Pada dasarnya prinsip Islam dengan prinsip sustainable arsitektur dan
green building adalah sejalan atau tidak bertentangan. Prinsip pelestarian alam
dan semua turunannya yang gencar disosialisikan pada masa sekarang ternyata
telah lebih dahulu dikumandangkan oleh Islam, seperti yang tercantum dalam
Alquran Surat Al-Anbiya (surat 21) ayat 107:
yang artinya: Dan Tiadalah Kami mengutus kamu, melainkan untuk (menjadi) rahmat bagi semesta alam.

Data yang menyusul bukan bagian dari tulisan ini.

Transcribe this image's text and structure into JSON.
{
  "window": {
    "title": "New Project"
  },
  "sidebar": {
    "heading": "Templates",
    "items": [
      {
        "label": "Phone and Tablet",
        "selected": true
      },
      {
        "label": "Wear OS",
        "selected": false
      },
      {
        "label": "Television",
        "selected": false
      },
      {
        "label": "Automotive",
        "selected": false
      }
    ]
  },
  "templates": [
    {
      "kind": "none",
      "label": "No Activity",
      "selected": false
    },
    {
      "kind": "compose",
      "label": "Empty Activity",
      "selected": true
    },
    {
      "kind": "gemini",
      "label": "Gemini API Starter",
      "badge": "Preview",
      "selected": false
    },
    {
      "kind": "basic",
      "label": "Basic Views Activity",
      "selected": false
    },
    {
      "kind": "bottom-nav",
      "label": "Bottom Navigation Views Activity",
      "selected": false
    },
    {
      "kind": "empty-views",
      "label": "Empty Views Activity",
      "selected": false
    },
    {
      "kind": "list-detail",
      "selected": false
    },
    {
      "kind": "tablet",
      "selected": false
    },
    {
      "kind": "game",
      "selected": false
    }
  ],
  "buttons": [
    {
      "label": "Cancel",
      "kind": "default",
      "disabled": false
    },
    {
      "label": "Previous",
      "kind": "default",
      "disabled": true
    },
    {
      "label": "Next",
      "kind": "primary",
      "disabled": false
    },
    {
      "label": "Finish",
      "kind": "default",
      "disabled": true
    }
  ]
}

Konsep Islam yang menganjurkan manusia untuk menjaga bumi selaras
dengan prinsip green building, sedangkan konsep Islam yang memerintahkan
agar mampu menyelaraskan diri dengan alam, mempunyai sifat-sifat yang ada
pada alam, tidak boros energi, dan tidak merusak alam sejalan dengan konsep
sustainabel. Jadi dalam hal ini, green building dan sustainabel arsitektur
termasuk dua hal dalam pembahasan arsitektur Islam. Islam sebagai agama
rahmatan lil alamin menempatkan nilai-nilai Islami dalam setiap sendi kehidupan,
tidak merusak, penuh rahmat, dan cinta kehidupan. Allah menciptakan manusia
sebagai khalifah di muka bumi ini berarti bahwa manusia tersebut merupakan
pemimpin, sekaligus pemelihara dan penjaga (Utaberta, 2003). Oleh karena itu,
manusia memiliki kewajiban untuk menjaga, memelihara, dan melestarikan alam
ini untuk kepentingan generasi yang akan datang. Pernyataan tersebut jelas
bermakna bahwa Islam adalah agama rahmatan lil’alamin (rahmat bagi seluruh
alam) sehingga lingkungan binaan, dalam hal ini produk arsitektur, harus
berprinsip pelestarian alam, yaitu serasi-awet-lestari (Noe’man, 2003).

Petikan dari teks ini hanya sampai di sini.